С другой стороны, с любым количеством оговорок нельзя не признать, что женское монашество все ж таки было еще и формой эмансипации, возможностью выйти из той круговерти правовых и имущественных отношений, в которую превращалась семейная жизнь. А заодно и способом не только ускользнуть из-под мужской опеки в сестрический круг, но даже при идеальных условиях и возвыситься. Не до ранга святой, чьи косточки будут почтительно, словно это подол Прекрасной Дамы, целовать сонмы пилигримов, так хотя бы до ранга аббатисы — из них некоторые превращались в полновластных правительниц, да еще иногда со всякими занятными привилегиями вроде права венчать на царство супругу короля.

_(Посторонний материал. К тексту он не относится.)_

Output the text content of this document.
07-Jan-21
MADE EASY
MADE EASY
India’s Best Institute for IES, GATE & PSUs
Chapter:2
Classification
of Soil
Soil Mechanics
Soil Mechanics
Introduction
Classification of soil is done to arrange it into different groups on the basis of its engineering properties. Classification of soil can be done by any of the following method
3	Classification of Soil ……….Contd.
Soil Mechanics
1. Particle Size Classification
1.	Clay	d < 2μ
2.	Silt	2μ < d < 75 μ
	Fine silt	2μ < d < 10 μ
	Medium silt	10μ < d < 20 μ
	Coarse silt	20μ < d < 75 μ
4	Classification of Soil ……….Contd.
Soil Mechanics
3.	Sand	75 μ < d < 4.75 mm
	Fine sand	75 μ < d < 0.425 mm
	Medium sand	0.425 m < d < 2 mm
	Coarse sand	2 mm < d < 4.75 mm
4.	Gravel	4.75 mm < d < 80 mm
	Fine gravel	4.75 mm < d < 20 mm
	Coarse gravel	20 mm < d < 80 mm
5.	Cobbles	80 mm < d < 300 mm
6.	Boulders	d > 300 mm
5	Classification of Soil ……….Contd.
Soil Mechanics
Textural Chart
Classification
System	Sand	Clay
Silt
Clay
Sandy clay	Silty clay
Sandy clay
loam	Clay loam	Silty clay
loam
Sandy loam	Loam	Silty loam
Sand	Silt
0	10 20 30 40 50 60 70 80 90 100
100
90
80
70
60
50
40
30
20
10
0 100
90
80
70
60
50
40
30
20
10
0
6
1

Роберт Спенс Уотсон. «Маргарет Фелл в кругу семьи», 1900-е годы
Отцы Реформации, покончив с этими опциями, предлагали женщине только пресловутые Kirche, Kueche, Kinder: ее дело — рожать да покорствовать мужу, и хотя «царственное священство» — это вроде как вся паства, но у женской ее части нет права учить. Это, правда, смягчалось тем «гемютом», с которым тот же Лютер рисовал картинки идеальной семейной жизни: мол, муж пусть ведет себя так, чтобы жена грустила, когда он уходит из дома, а жена — чтобы он радовался, возвращаясь домой. Благонравный буржуазный брак и то, что принято в соответствующих кругах называть «семейными ценностями», во многом сконструированы именно Реформацией. Но есть показательная вещь: монахи-мужчины покидали закрываемые обители с охотой или без охоты, но безвозвратно, в то время как ряд женских монастырей на севере Германии, хоть и сменив вероисповедание, все-таки добился на некоторое время признания своего права на существование.

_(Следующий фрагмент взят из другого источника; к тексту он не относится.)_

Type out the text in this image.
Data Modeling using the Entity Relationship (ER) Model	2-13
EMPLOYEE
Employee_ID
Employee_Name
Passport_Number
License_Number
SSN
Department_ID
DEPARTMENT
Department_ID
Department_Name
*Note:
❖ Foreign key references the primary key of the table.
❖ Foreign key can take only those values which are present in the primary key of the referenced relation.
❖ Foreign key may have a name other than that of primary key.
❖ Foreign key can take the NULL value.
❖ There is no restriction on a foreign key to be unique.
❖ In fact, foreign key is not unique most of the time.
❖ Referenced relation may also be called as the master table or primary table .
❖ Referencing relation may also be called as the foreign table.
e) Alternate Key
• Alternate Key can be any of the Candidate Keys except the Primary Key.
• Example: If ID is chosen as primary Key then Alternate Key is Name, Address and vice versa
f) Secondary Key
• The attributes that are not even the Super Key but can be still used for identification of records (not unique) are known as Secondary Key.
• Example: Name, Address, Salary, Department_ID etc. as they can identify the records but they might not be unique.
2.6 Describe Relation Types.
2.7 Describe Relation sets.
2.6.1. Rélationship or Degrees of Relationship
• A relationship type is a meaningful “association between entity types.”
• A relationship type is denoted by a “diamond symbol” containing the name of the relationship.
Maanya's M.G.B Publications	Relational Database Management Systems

Древняя церковь знала институт «диаконис»; ригористы настаивают, что они и не пытались хотя бы приблизиться к диаконам в смысле значимости своего служения, а все больше хлопотали по хозяйству и ассистировали при крещении женщин (чтобы меньше смущались и крещаемые, которые до поры до времени были в основном вполне взрослыми, и совершители таинства). Впрочем, если судить по сохранившимся литургическим памятникам, это все-таки был скорее в своем роде священный сан, чем просто хозяйственная должность. Маргарет Фелл и подобные ей воительницы протестантизма ветхих богослужебных манускриптов, разумеется, не читали, но достаточно было и одного Нового Завета, чтобы удостовериться в том, что диаконисы таки были. Однако систему своих аргументов Фелл строит не на этом факте, возрождать некий древний чин ей ни к чему, и речь ее скорее о том, что женщина, вопреки общему мнению, на самом-то деле очень даже почтена и в Ветхом Завете (Дебора, Анна, Сара — плюс именно что женская персонификация избранного народа у пророков), и в Новом, где именно женщины первыми узнают благую весть о воскресении.
Бернар Пикар. «Встреча квакеров в Лондоне», около 1723 года
И все же никакой революции за пределами квакерских общин в свое время этот текст не произвел. Что лишний раз убеждает в том, что отношение к гендерным ролям в церковной жизни — конструкт все-таки социальный, неспешно, но следующий за тем, как эти роли определяет общество в целом. Сначала возникли суфражистки — и только потом в той же Великобритании начались движения в пользу женского священства в англиканской церкви. Сначала возник феминизм — и только потом даже в католической церкви, против женского священства отчаянно обороняющейся всеми силами, женщинам все-таки стали разрешать прислуживать и читать Писание во время мессы. А литургические чтения из Апостола стали галантно начинать обращением не просто к «братьям», но к «сестрам и братьям».